2001 Mountain West Conference baseball tournament
- Teams: 6
- Format: Double-elimination
- Finals site: Tony Gwynn Stadium; San Diego, CA;
- Champions: BYU (1st title)
- MVP: Nate Fernley (BYU)

= 2001 Mountain West Conference baseball tournament =

The 2001 Mountain West Conference baseball tournament took place from May 16 through 19. This was the second tournament held by the league. All six of the league's teams met in the double-elimination tournament held at San Diego State University's Tony Gwynn Stadium. Top seeded BYU won their first Mountain West Conference Baseball Championship with a championship game score of 4–3 and earned the conference's new automatic bid to the 2001 NCAA Division I baseball tournament.

== Seeding ==
The teams were seeded based on regular season conference winning percentage only. Utah claimed the third seed over New Mexico by winning the season series.

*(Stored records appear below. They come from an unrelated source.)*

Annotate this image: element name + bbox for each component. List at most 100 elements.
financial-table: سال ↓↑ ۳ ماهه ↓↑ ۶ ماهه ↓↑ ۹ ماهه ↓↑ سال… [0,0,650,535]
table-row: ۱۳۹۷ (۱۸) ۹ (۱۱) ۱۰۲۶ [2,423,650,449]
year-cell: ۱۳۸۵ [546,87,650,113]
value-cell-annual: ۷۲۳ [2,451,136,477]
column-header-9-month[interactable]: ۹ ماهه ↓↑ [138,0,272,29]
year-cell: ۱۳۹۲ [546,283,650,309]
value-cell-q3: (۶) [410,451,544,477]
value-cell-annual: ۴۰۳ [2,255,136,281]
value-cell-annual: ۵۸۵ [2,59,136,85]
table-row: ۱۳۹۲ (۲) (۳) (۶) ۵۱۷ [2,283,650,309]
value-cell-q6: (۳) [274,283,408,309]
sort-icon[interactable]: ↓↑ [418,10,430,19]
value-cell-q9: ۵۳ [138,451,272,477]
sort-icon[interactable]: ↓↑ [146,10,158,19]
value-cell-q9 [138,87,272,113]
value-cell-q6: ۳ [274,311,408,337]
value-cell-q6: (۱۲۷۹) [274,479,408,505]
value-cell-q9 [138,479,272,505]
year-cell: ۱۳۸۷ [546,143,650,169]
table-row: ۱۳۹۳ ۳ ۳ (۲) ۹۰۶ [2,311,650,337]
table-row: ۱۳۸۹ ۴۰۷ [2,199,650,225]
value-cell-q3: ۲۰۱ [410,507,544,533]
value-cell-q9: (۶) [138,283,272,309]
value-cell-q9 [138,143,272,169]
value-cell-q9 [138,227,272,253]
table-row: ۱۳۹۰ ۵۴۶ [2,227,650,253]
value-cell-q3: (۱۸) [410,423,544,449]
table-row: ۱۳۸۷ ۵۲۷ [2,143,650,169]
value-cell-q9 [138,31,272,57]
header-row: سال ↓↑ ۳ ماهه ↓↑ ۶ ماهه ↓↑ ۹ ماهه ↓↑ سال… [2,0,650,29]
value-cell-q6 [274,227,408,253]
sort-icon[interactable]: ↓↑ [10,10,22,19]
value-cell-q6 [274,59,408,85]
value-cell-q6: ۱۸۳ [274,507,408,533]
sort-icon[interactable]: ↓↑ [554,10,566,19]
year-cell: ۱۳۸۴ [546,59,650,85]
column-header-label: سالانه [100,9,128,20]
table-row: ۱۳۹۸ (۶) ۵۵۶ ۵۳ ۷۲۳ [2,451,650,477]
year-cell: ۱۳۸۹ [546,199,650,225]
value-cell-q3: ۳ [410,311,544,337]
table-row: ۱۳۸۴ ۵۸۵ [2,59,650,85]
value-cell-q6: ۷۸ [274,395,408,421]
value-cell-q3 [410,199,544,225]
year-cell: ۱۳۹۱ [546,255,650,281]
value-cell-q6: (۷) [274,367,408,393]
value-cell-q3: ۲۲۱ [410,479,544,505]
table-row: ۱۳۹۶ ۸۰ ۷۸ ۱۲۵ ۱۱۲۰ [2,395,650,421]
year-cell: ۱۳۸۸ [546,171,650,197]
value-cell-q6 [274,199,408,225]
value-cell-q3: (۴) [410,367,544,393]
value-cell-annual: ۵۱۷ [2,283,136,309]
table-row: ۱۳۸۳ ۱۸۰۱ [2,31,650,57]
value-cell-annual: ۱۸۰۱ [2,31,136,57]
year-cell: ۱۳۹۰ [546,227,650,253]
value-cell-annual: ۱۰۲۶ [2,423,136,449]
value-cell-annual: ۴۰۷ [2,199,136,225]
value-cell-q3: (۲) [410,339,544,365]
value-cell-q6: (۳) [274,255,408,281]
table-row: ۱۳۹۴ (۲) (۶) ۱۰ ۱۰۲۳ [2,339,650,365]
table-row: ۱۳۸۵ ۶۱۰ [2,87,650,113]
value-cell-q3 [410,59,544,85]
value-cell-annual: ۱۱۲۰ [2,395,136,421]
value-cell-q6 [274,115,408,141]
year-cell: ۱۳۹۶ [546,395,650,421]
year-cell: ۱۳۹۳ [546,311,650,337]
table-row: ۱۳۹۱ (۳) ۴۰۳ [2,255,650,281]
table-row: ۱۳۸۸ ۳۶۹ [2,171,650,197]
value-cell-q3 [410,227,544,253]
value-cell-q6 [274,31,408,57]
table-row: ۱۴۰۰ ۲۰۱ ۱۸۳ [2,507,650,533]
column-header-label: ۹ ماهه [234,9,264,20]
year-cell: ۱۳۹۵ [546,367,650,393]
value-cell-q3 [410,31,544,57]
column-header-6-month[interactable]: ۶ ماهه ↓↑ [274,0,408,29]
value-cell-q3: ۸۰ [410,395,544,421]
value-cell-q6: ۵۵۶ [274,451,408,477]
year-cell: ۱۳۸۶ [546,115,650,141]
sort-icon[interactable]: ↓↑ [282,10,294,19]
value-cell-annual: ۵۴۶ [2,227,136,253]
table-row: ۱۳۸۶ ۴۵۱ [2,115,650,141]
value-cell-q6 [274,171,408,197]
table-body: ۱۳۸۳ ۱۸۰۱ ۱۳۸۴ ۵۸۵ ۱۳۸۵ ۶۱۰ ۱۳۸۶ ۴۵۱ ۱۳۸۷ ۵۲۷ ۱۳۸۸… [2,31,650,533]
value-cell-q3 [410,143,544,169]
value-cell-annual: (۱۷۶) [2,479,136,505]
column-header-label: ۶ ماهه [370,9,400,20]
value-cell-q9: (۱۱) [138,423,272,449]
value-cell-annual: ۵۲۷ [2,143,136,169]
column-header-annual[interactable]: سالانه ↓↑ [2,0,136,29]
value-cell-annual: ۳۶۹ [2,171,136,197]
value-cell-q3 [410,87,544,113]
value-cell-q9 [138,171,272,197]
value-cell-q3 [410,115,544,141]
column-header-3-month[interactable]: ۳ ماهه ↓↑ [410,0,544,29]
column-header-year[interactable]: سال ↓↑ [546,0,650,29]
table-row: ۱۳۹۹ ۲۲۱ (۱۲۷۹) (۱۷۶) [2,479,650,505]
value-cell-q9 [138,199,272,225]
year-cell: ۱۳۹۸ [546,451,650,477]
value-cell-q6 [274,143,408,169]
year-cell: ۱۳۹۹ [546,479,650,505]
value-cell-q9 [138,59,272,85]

| Team | W | L | Pct. | GB | Seed |
|---|---|---|---|---|---|
| BYU | 21 | 8 | .724 | – | 1 |
| San Diego State | 19 | 11 | .633 | 2.5 | 2 |
| Utah | 14 | 16 | .467 | 7.5 | 3 |
| New Mexico | 14 | 16 | .467 | 7.5 | 4 |
| UNLV | 13 | 17 | .433 | 8.5 | 5 |
| Air Force | 8 | 21 | .276 | 13 | 6 |

== All-Tournament Team ==
The following teams were named to the All-Tournament team.

| Name | Class | Team |
|---|---|---|
| Kainoa Obrey | So. | BYU |
| Ben Julianel | Sr. | SDSU |
| Ryan Olson | Jr. | UNLV |
| Chris Shelton | Jr. | Utah |
| Brad Beasley | Sr. | UNLV |
| Doug Jackson | So. | BYU |
| Ben Leuthard | Jr. | SDSU |
| Seth King | Sr. | BYU |
| Nate Fernley | Sr. | BYU |
| Trent Kitsch | Sr. | UNLV |
| John Skinner | Sr. | SDSU |

=== Most Valuable Player ===
Nate Fernley, a pitcher for the champion BYU Cougars, was named the tournament Most Valuable Player after his complete game victory in the championship game.